The other day I was reminded of something that happened in the very, very early days of social media, long before it was called social media. I think that it’s relevant to today’s discussions about our “true identity” – online or off line or both.
Many many years ago I worked for Nordisk Film/Egmont (one of the largest entertainment groups in Scandinavia) and was part of the earliest experiments with web there. Egmont offered a portal or a community or something, I forget, think it was called EON. There, you could have a profile and chat with others on that same community. Obviously, back then, there were only a few people on there and the majority were my colleagues from Nordisk Film and Egmont. I was never accepted by the large group of journalists working for Nordisk Film’s various television programmes. Except for the fact that I am not a journalist, I never quite understood why.
To try and understand it better, I decided to start a second profile on EON, this time not as me. But I was careful to write exactly the same kind of messages, with the same “privacy level” and the same kind of civility that I’ve always wanted to be an exponent of.
The interesting thing was that while most of my colleagues more or less ignored me as me, they were absolutely intrigued by the other me. Although there was NO difference in the content of my posts. And, mind you, there were a lot of other anonymous users, I was not the only one. It was the norm then, to be anonymous.
I, as me, was an uneducated person who, for reasons unknown to most, had landed the attractive job as press officer for Nordisk Film. In my late thirties, a single mother, no journalistic experience but with a history from the music business they didn’t know of and weren’t interested in, anyway. So, in reality, that was what they saw when they saw my posts. Not the actual content.
However, the other me must have been rather witty and intriguing, because I received lots of attention and inquiries and was chatted up by both sexes in numerous ways. It was most disturbing and discouraging and I closed down the profile.
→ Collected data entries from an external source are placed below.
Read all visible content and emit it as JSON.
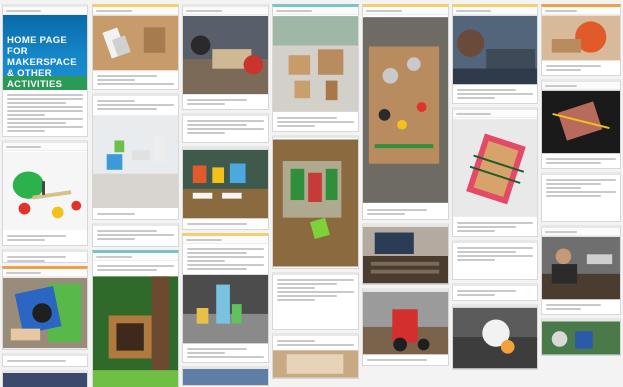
{
  "hero": {
    "line1": "HOME PAGE FOR",
    "line2": "MAKERSPACE",
    "line3": "& OTHER ACTIVITIES"
  },
  "colors": {
    "hero_blue": "#0a6aa8",
    "hero_green": "#2a9a56",
    "accent_orange": "#f0a04b",
    "accent_yellow": "#f2d06b",
    "accent_teal": "#7cc4c4"
  }
}
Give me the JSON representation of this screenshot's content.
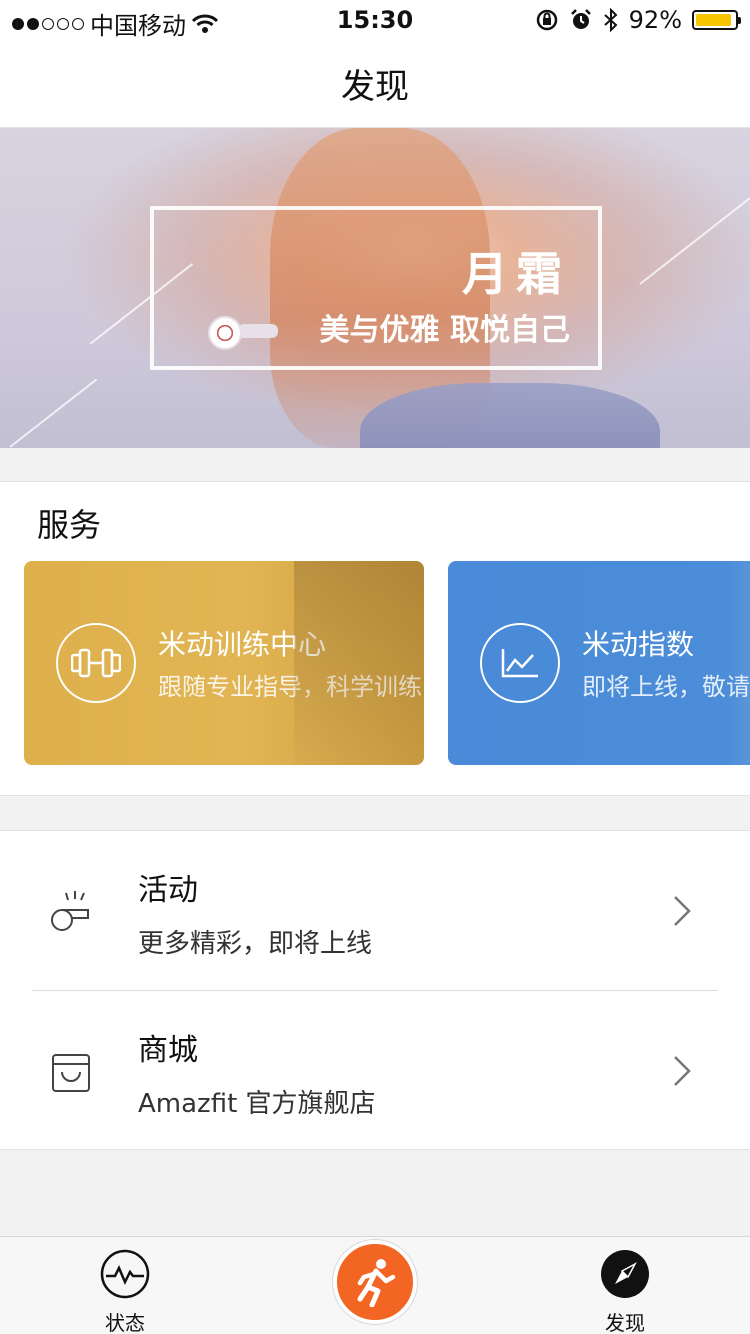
{
  "status_bar": {
    "carrier": "中国移动",
    "time": "15:30",
    "battery": "92%",
    "battery_level": 0.92,
    "signal_dots_filled": 2,
    "signal_dots_total": 5
  },
  "nav": {
    "title": "发现"
  },
  "banner": {
    "title": "月霜",
    "subtitle": "美与优雅 取悦自己"
  },
  "services": {
    "title": "服务",
    "cards": [
      {
        "title": "米动训练中心",
        "subtitle": "跟随专业指导，科学训练",
        "icon": "dumbbell-icon",
        "color": "#deb24e"
      },
      {
        "title": "米动指数",
        "subtitle": "即将上线，敬请期待",
        "icon": "chart-line-icon",
        "color": "#4a8ad8"
      }
    ]
  },
  "list": {
    "items": [
      {
        "title": "活动",
        "subtitle": "更多精彩，即将上线",
        "icon": "whistle-icon"
      },
      {
        "title": "商城",
        "subtitle": "Amazfit 官方旗舰店",
        "icon": "shop-icon"
      }
    ]
  },
  "tabs": {
    "status": {
      "label": "状态",
      "icon": "activity-pulse-icon"
    },
    "run": {
      "icon": "running-man-icon",
      "color": "#f26522"
    },
    "discover": {
      "label": "发现",
      "icon": "compass-icon"
    }
  }
}
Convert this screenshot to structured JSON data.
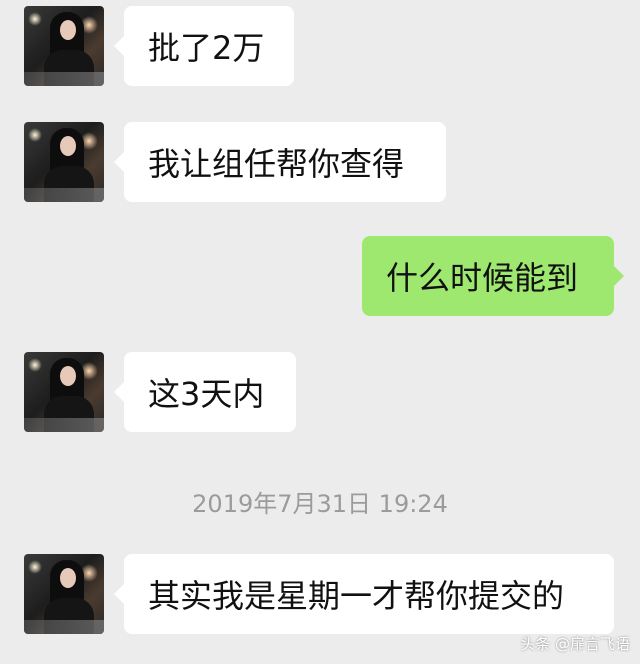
{
  "messages": [
    {
      "side": "in",
      "text": "批了2万"
    },
    {
      "side": "in",
      "text": "我让组任帮你查得"
    },
    {
      "side": "out",
      "text": "什么时候能到"
    },
    {
      "side": "in",
      "text": "这3天内"
    },
    {
      "side": "in",
      "text": "其实我是星期一才帮你提交的"
    }
  ],
  "timestamp": "2019年7月31日 19:24",
  "watermark": "头条 @扉言飞语",
  "colors": {
    "background": "#ececec",
    "incoming_bubble": "#ffffff",
    "outgoing_bubble": "#9fe870",
    "timestamp_text": "#9b9b9b"
  },
  "icons": {
    "contact_avatar": "contact-avatar-photo"
  }
}
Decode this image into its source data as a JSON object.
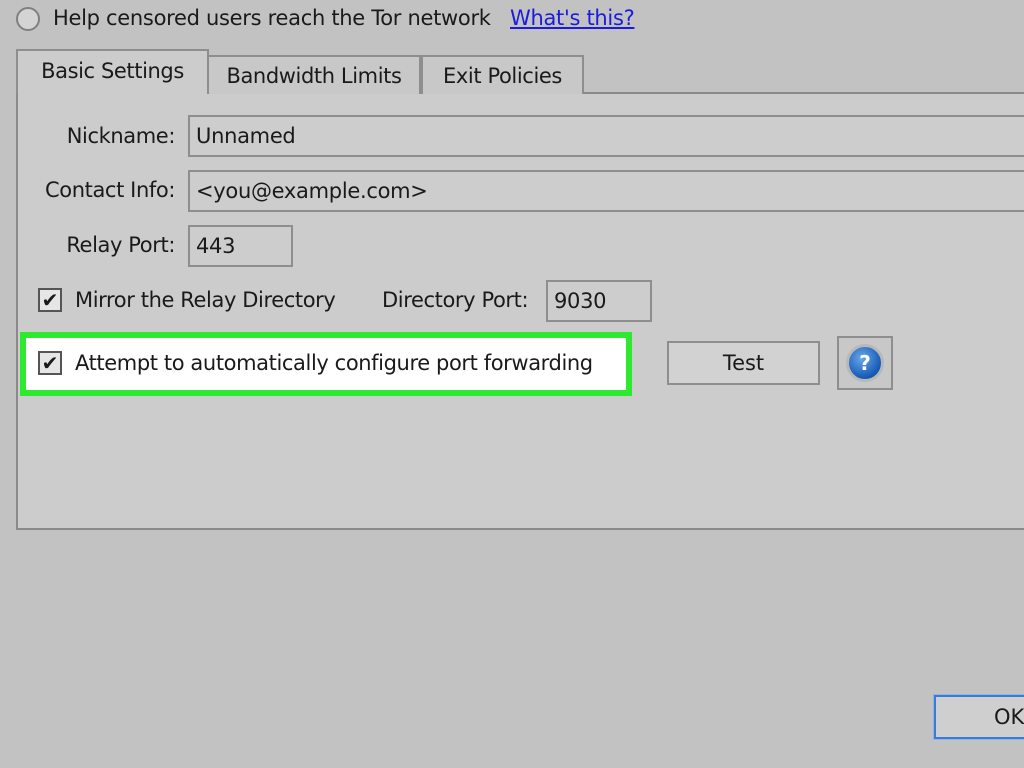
{
  "top": {
    "radio_label": "Help censored users reach the Tor network",
    "radio_selected": false,
    "help_link": "What's this?"
  },
  "tabs": [
    {
      "label": "Basic Settings",
      "active": true
    },
    {
      "label": "Bandwidth Limits",
      "active": false
    },
    {
      "label": "Exit Policies",
      "active": false
    }
  ],
  "basic": {
    "nickname_label": "Nickname:",
    "nickname_value": "Unnamed",
    "contact_label": "Contact Info:",
    "contact_value": "<you@example.com>",
    "relay_port_label": "Relay Port:",
    "relay_port_value": "443",
    "mirror_label": "Mirror the Relay Directory",
    "mirror_checked": true,
    "dir_port_label": "Directory Port:",
    "dir_port_value": "9030",
    "port_forward_label": "Attempt to automatically configure port forwarding",
    "port_forward_checked": true,
    "test_button": "Test",
    "help_icon": "help-question-icon"
  },
  "footer": {
    "ok_button": "OK"
  },
  "colors": {
    "highlight": "#2eea2e",
    "link": "#1a1ae0",
    "help_icon_blue": "#1a5fb8"
  }
}
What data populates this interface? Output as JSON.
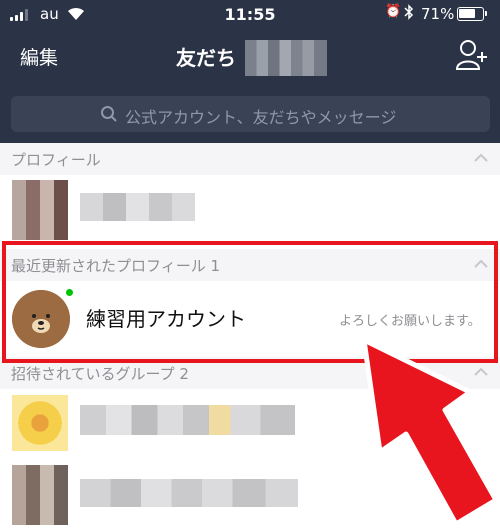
{
  "status_bar": {
    "carrier": "au",
    "time": "11:55",
    "battery_percent": "71%",
    "battery_level": 0.71
  },
  "nav": {
    "edit_label": "編集",
    "title": "友だち"
  },
  "search": {
    "placeholder": "公式アカウント、友だちやメッセージ"
  },
  "sections": {
    "profile": "プロフィール",
    "recent": "最近更新されたプロフィール 1",
    "invited": "招待されているグループ 2"
  },
  "friend": {
    "name": "練習用アカウント",
    "status_message": "よろしくお願いします。"
  },
  "colors": {
    "header_bg": "#2b3446",
    "highlight": "#e8141e",
    "online": "#00c300"
  },
  "icons": [
    "wifi-icon",
    "alarm-icon",
    "bluetooth-icon",
    "battery-icon",
    "add-friend-icon",
    "search-icon",
    "chevron-up-icon",
    "red-arrow-icon"
  ]
}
On Twitter I see echoes of this in some instances, e.g. people at the top of the social hierarchy (e.g. with prestigious jobs) who receive a lot of undue attention on Twitter despite their boring and uninspiring updates. In others, the opposite, where I’m extremely pleased to see e.g. heavily overweight people transcend this social handicap and gain lots of followers and have lively interactions based on the content of their tweets alone. Even though their Twitter-friends are aware of their physical appearance.
Personally, I don’t find it too difficult to draw the line between what can be uttered among colleagues at the office or at home with friends and what can be posted to Facebook and Twitter. While I may say in a circle of friends that so-and-so should get it together or something like that, I’d never post that anywhere in writing. Not because I can’t stand by my words but because you need to know the full context to fully understand it. And with hundreds of “friends” on Facebook and Twitter, it should be life rules for dummies that they are not all aware of that context (and that one’s for you, Ditte Okmann).
Please share your thoughts on this subject.